Remember the U.N. report that came out a year or two ago documenting that our, humans’, ecological “footprint” was larger than the planet? That means we’re using up clean water faster than Earth, through its amazing systems can clean it; same with air, same with the land and all that live in and on them. We have become utterly profligate. This is most true in the developed countries. But, humans being how they are, those in the developing countries– the popular examples are India and China with a combined population of 2.5 billion– want the same “quality of life” as their wealthier counterparts. Armenia’s no exception.
But now let me ask, at what cost? Those of us living beyond the Earth’s means already must cut back, but in humanly workable ways. Telling someone to quit driving his car tomorrow won’t fly. But providing comprehensive public transit systems powered by the sun and wind will entice her out of the car. Those countries not there yet must take a different approach to developing their economies than the destructive route taken by the current world leader.

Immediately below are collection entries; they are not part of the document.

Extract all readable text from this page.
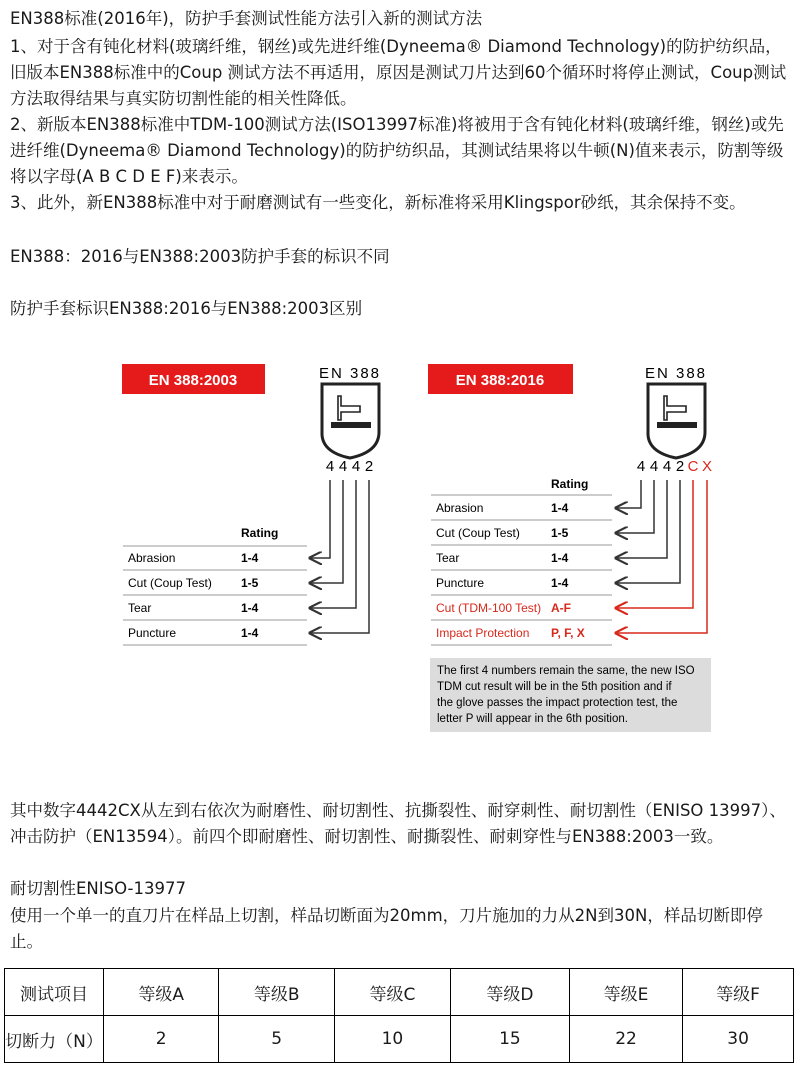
EN388标准(2016年)，防护手套测试性能方法引入新的测试方法

1、对于含有钝化材料(玻璃纤维，钢丝)或先进纤维(Dyneema® Diamond Technology)的防护纺织品，旧版本EN388标准中的Coup 测试方法不再适用，原因是测试刀片达到60个循环时将停止测试，Coup测试方法取得结果与真实防切割性能的相关性降低。

2、新版本EN388标准中TDM-100测试方法(ISO13997标准)将被用于含有钝化材料(玻璃纤维，钢丝)或先进纤维(Dyneema® Diamond Technology)的防护纺织品，其测试结果将以牛顿(N)值来表示，防割等级将以字母(A B C D E F)来表示。

3、此外，新EN388标准中对于耐磨测试有一些变化，新标准将采用Klingspor砂纸，其余保持不变。

EN388：2016与EN388:2003防护手套的标识不同

防护手套标识EN388:2016与EN388:2003区别

EN 388:2003	EN 388
4 4 4 2
Rating
Abrasion	1-4
Cut (Coup Test) 1-5
Tear	1-4
Puncture	1-4
EN 388:2016	EN 388
4 4 4 2 C X
Rating
Abrasion	1-4
Cut (Coup Test)	1-5
Tear	1-4
Puncture	1-4
Cut (TDM-100 Test) A-F
Impact Protection P, F, X
The first 4 numbers remain the same, the new ISO
TDM cut result will be in the 5th position and if
the glove passes the impact protection test, the
letter P will appear in the 6th position.

其中数字4442CX从左到右依次为耐磨性、耐切割性、抗撕裂性、耐穿刺性、耐切割性（ENISO 13997）、冲击防护（EN13594）。前四个即耐磨性、耐切割性、耐撕裂性、耐刺穿性与EN388:2003一致。

耐切割性ENISO-13977

使用一个单一的直刀片在样品上切割，样品切断面为20mm，刀片施加的力从2N到30N，样品切断即停止。

测试项目	等级A	等级B	等级C	等级D	等级E	等级F
切断力（N）	2	5	10	15	22	30
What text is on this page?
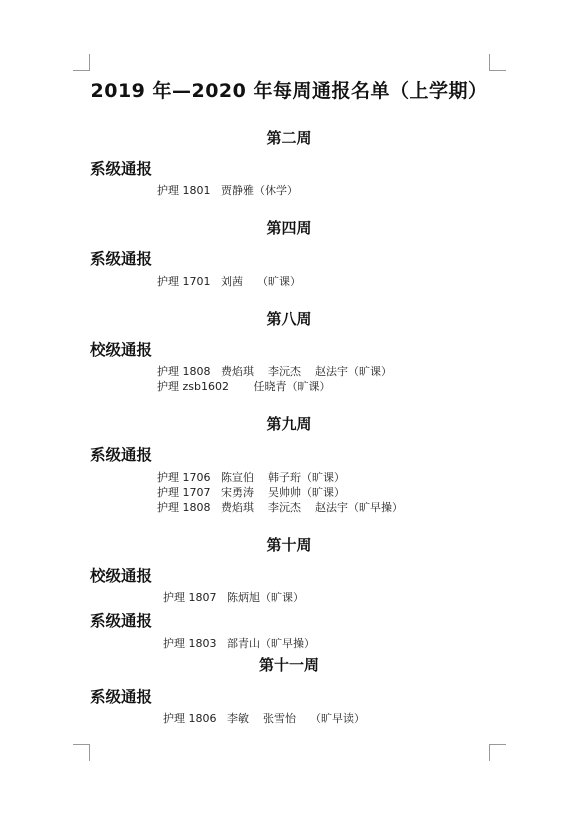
2019 年—2020 年每周通报名单（上学期）
第二周
系级通报
护理 1801   贾静雅（休学）
第四周
系级通报
护理 1701   刘茜    （旷课）
第八周
校级通报
护理 1808   费焰琪    李沅杰    赵法宇（旷课）
护理 zsb1602       任晓青（旷课）
第九周
系级通报
护理 1706   陈宣伯    韩子珩（旷课）
护理 1707   宋勇涛    吴帅帅（旷课）
护理 1808   费焰琪    李沅杰    赵法宇（旷早操）
第十周
校级通报
护理 1807   陈炳旭（旷课）
系级通报
护理 1803   部青山（旷早操）
第十一周
系级通报
护理 1806   李敏    张雪怡    （旷早读）
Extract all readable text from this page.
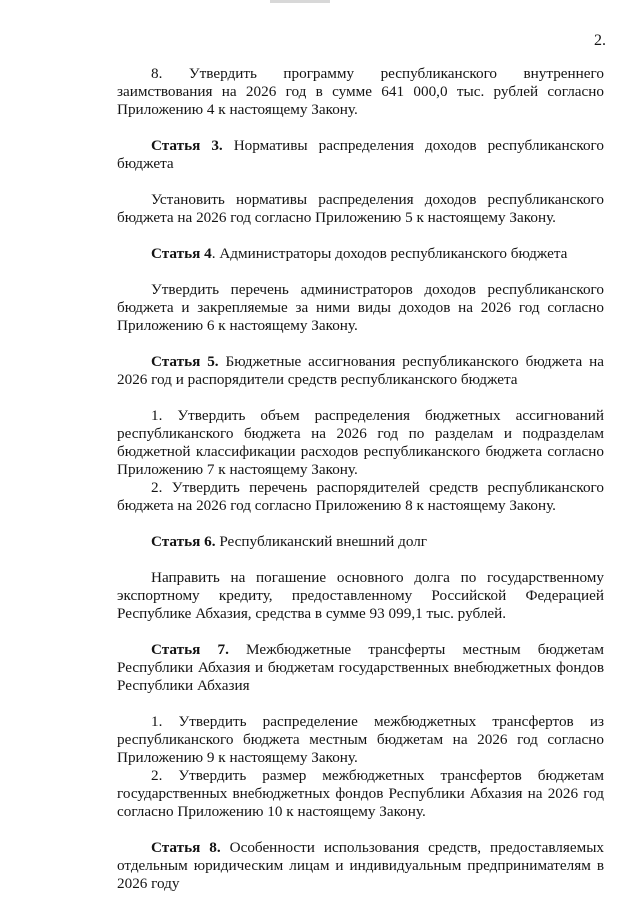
2.

8. Утвердить программу республиканского внутреннего заимствования на 2026 год в сумме 641 000,0 тыс. рублей согласно Приложению 4 к настоящему Закону.

Статья 3. Нормативы распределения доходов республиканского бюджета

Установить нормативы распределения доходов республиканского бюджета на 2026 год согласно Приложению 5 к настоящему Закону.

Статья 4. Администраторы доходов республиканского бюджета

Утвердить перечень администраторов доходов республиканского бюджета и закрепляемые за ними виды доходов на 2026 год согласно Приложению 6 к настоящему Закону.

Статья 5. Бюджетные ассигнования республиканского бюджета на 2026 год и распорядители средств республиканского бюджета

1. Утвердить объем распределения бюджетных ассигнований республиканского бюджета на 2026 год по разделам и подразделам бюджетной классификации расходов республиканского бюджета согласно Приложению 7 к настоящему Закону.

2. Утвердить перечень распорядителей средств республиканского бюджета на 2026 год согласно Приложению 8 к настоящему Закону.

Статья 6. Республиканский внешний долг

Направить на погашение основного долга по государственному экспортному кредиту, предоставленному Российской Федерацией Республике Абхазия, средства в сумме 93 099,1 тыс. рублей.

Статья 7. Межбюджетные трансферты местным бюджетам Республики Абхазия и бюджетам государственных внебюджетных фондов Республики Абхазия

1. Утвердить распределение межбюджетных трансфертов из республиканского бюджета местным бюджетам на 2026 год согласно Приложению 9 к настоящему Закону.

2. Утвердить размер межбюджетных трансфертов бюджетам государственных внебюджетных фондов Республики Абхазия на 2026 год согласно Приложению 10 к настоящему Закону.

Статья 8. Особенности использования средств, предоставляемых отдельным юридическим лицам и индивидуальным предпринимателям в 2026 году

How long do we think the oil that fuels the economy of today’s world will last? How long before the carbon dioxide and pollution we dump into our air reach a critical point of no return? No one has exact answers, but the direction is clear. We are near the edge of the cliff. We can either run off it with our eyes closed or step back.
We as survivors of genocide should know better than anyone what the threat of extermination is like. We should be leaders in this field. Instead, we’re busy building huge houses and driving Hummers. We’re busy living wastefully, as if we’re trying to “make up” for previous generations’ lost consumption.
We’ve got to smarten up. When helping Armenia, we should provide ever more means of using solar, wind, and other so-called alternative sources of energy. When living our lives, in the Diaspora or Homeland, our use of poisons (pesticides and herbicides) should be moderated or eliminated. The food we waste should be reduced. Our thermostats should not be set at 80 degrees in winter and 65 in summer. Our use of public transit and consumption of sustainably produced food should increase. Our attitude towards our home, planet Earth, should be one not just of stewardship, but “coorcoorank”.